Oui. J’ai un ami qui en venant me voir un jour s’est fait agressé sur sa moto. Il a reçu une pierre en plein visage lui faisant perdre même quelques dents mais il a pu garder en mémoire l’image de son agresseur. Quelques jours après ce dernier a été arrêté et conduit à la gendarmerie où l’un de ses mentors a tenté de négocier un arrangement avec mon ami afin qu’il retire sa plainte, chose qu’il a refusé. L’agresseur a été condamné à 5 ans de prison et déféré à la MACA mais à la faveur d’une grâce présidentielle il n’a purgé qu’un an et est de nouveau en liberté.

Pensez-vous qu’il y a un lien entre les « gnamoros » et les microbes ?
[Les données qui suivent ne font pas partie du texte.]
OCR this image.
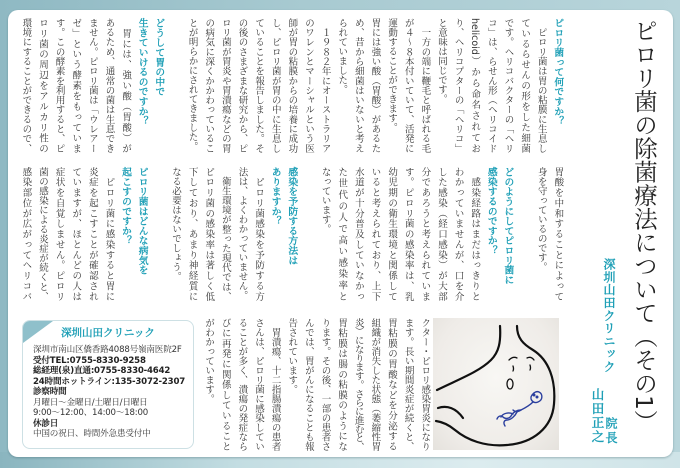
ピロリ菌の除菌療法について（その1）
深圳山田クリニック
院長
山田正之
ピロリ菌って何ですか？
　ピロリ菌は胃の粘膜に生息し
ているらせんの形をした細菌
です。ヘリコバクターの「ヘリ
コ」は、らせん形（ヘリコイド
helicoid）から命名されてお
り、ヘリコプターの「ヘリコ」
と意味は同じです。
　一方の端に鞭毛と呼ばれる毛
が４～８本付いていて、活発に
運動することができます。
胃には強い酸（胃酸）があるた
め、昔から細菌はいないと考え
られていました。
　１９８２年にオーストラリア
のワレンとマーシャルという医
師が胃の粘膜からの培養に成功
し、ピロリ菌が胃の中に生息し
ていることを報告しました。そ
の後のさまざまな研究から、ピ
ロリ菌が胃炎や胃潰瘍などの胃
の病気に深くかかわっているこ
とが明らかにされてきました。
どうして胃の中で
生きていけるのですか？
　胃には、強い酸（胃酸）が
あるため、通常の菌は生息でき
ません。ピロリ菌は「ウレアー
ゼ」という酵素をもっていま
す。この酵素を利用すると、ピ
ロリ菌の周辺をアルカリ性の
環境にすることができるので、
胃酸を中和することによって
身を守っているのです。
どのようにしてピロリ菌に
感染するのですか？
　感染経路はまだはっきりと
わかっていませんが、口を介
した感染（経口感染）が大部
分であろうと考えられていま
す。ピロリ菌の感染率は、乳
幼児期の衛生環境と関係して
いると考えられており、上下
水道が十分普及していなかっ
た世代の人で高い感染率と
なっています。
感染を予防する方法は
ありますか？
　ピロリ菌感染を予防する方
法は、よくわかっていません。
　衛生環境が整った現代では、
ピロリ菌の感染率は著しく低
下しており、あまり神経質に
なる必要はないでしょう。
ピロリ菌はどんな病気を
起こすのですか？
　ピロリ菌に感染すると胃に
炎症を起こすことが確認され
ていますが、ほとんどの人は
症状を自覚しません。ピロリ
菌の感染による炎症が続くと、
感染部位が広がってヘリコバ
クター・ピロリ感染胃炎になり
ます。長い期間炎症が続くと、
胃粘膜の胃酸などを分泌する
組織が消失した状態（萎縮性胃
炎）になります。さらに進むと、
胃粘膜は腸の粘膜のようにな
ります。その後、一部の患者さ
んでは、胃がんになることも報
告されています。
　胃潰瘍、十二指腸潰瘍の患者
さんは、ピロリ菌に感染してい
ることが多く、潰瘍の発症なら
びに再発に関係していること
がわかっています。
深圳山田クリニック
深圳市南山区僑香路4088号嶺南医院2F
受付TEL:0755-8330-9258
総経理(泉)直通:0755-8330-4642
24時間ホットライン:135-3072-2307
診察時間
月曜日～金曜日/土曜日/日曜日
9:00～12:00、14:00～18:00
休診日
中国の祝日、時間外急患受付中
Je ne pense pas personnellement mais des personnes croient qu’il y a un lien. En tout état de cause l’un des gros problèmes à Abobo est le syndicalisme, parce qu’en général les microbes sont leurs protégés. Et deuxièmement, les fumoirs. Il y a trop de fumoirs à Abobo et les jeunes en vendent et peuvent en consommer dans ces endroits. Un autre fait marquant nous montre que lorsque les corps habillés détruisent un fumoir le matin, le soir de la même journée le fumoir est reconstruit et pire encore l’individu prit sur les lieux est libéré deux heures plus tard grâce au règlement de la caution par un chef.

Qu’es ce qui pourrait lier les microbes aux « gnamoros ».?

J’ai un grand frère chauffeur de gbaka qui m’a raconté que souvent des jeunes peuvent venir le voir pour être apprenti. A la descente ils peuvent gagner entre cinq et dix mille. Mais si au bout de deux jours ils n’ont pas de nouveau contrat le soir ils changent de métier et deviennent des voyous.

Donc les chefs microbes peuvent être reconnus ?

Bien sûr. Cela arrive très souvent. Par ailleurs, si vous vous faites agresser dans un endroit d’Abobo et que vous connaissez l’un des chefs microbes des environs, vous pouvez lui faire appel. Si c’est de l’argent qu’on vous a pris, alors cet argent est perdu, mais si c’est du matériel, il est possible qu’on vous le restitue. Ils ne se cachent même pas.